Le Soir says Italian Foreign Minister Federica Mogherini, who is set to become the EU’s high representative for foreign affairs, has said that the bloc needed to review its relations with Russia over the next five years. EU-Russian relations have been strained by Moscow’s annexation of Crimea earlier this year and its support for pro-Russian separatists in eastern Ukraine.

BNR Nieuwsradio announces that dozens of Kurds have stormed the national parliament building in The Hague in a peaceful protest against Islamic State fighters who are attacking the Kurdish town of Kobane in northern Syria.  

Meanwhile the Iraqi news agency Nina reports 22 civilians, including four children, were killed when an air strike by the US-led coalition mistakenly hit a building about 70 metres from an ISIS post at the Iraqi town of Hit, 150 kms west of Baghdad.

Voice of Nigeria says the Islamist militant group Boko Haram beheaded seven people at Ngambi in the north-eastern Nigerian state of Borno. The Islamists have carried out a string of attacks on the state.

Reuters reports pro-democracy protests in Chinese-controlled Hong Kong remaining camped out in heart of city after more than week of demonstrations and behind-the-scenes talks showing their first signs of progress.  

The Washington Post says gay campaigners in the United States have welcomed the Supreme Court decision allowing same-sex marriage to go ahead in five states that wanted to maintain bans.  

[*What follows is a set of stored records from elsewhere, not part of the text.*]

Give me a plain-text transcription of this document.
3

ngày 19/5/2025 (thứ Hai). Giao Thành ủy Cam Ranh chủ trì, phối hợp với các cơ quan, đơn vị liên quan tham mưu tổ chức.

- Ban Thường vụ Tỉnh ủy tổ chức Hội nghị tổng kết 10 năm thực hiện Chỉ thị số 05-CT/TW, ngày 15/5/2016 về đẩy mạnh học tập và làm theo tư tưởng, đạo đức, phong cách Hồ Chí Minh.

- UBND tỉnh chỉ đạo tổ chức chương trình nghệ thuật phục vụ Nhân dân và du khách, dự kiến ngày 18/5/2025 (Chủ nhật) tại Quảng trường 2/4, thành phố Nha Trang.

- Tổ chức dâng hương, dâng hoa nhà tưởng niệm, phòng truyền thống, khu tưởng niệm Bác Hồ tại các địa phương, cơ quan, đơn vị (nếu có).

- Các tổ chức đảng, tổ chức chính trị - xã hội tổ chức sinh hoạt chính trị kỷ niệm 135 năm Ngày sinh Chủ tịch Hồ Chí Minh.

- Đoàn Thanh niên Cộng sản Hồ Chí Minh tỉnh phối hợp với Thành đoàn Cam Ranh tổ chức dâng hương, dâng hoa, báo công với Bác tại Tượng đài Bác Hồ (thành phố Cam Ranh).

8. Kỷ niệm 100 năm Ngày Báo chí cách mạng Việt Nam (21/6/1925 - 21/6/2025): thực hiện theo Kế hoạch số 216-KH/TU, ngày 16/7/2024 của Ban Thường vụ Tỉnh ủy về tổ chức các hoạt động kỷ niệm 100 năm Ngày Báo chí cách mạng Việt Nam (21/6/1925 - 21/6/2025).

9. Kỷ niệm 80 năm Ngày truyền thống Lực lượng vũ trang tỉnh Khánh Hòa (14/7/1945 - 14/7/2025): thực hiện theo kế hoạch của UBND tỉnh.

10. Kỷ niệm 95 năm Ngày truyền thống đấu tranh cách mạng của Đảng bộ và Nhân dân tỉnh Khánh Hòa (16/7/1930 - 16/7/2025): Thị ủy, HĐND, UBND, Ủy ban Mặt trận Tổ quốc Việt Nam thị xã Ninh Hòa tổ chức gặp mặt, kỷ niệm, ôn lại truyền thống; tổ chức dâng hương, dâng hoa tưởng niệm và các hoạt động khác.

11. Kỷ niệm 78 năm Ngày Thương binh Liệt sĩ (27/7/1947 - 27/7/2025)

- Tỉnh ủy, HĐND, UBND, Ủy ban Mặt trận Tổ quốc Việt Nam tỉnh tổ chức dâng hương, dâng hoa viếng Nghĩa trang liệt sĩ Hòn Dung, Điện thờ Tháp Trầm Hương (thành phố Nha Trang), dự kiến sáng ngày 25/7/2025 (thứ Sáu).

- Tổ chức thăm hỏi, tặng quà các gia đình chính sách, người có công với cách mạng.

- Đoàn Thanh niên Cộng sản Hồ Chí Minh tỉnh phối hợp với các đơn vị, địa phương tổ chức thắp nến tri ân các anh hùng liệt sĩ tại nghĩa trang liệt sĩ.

Aftonbladet announces that this year’s  Nobel Prize for medicine has been awarded to American London University College Professor John O’Keefe and jointly to Norwegian neuro-scientists May-Britt and Edvard I. Moser from the Norwegian University of Science and Technology of Trondheim. They discovered cells that operate a “GPS system” in the brain that enables people to produce mental maps and navigate the world

The New York Times reports The New York Waldorf Astoria, one of the city’s most valuable properties, has been sold by Hilton to a Chinese company for $1.95 billion.

Metro says Ghoncheh Ghavami, a British-Iranian woman held in a Tehran prison for more than three months after going to a men’s volleyball match, has gone on hunger strike. Her mother Susan Moshtaghian confirmed her daughter’s protest in an emotional update on a Facebook page set up to campaign for her release.

Mail & Guardian reports a British millionaire accused of murdering his wife on their honeymoon in South Africa has told a judge he was bisexual. Shrien Dewani, 34, denies orchestrating his wife’s death by hiring three men to kill the 28-year-old as they drove through Cape Town’s Gugulethu Township on 13 November, 2010.

The Daily Mail says a 20-year study into the effects of cannabis use has found the drug is highly addictive and causes mental health problems.

A police squad stormed into a brothel in the centre of Moscow but ended up drinking, abusing prostitutes and beating up clients, Gazeta.ru reports. In an effort to hide evidence of their behaviour, the policemen turned off all internal cameras except for one that they missed which provided highly embarrassing footage of their foray into the brothel. The squad has been lambasted by the daily official government paper Rossiyskaya Gazeta which has suggested the men be dismissed from the police force.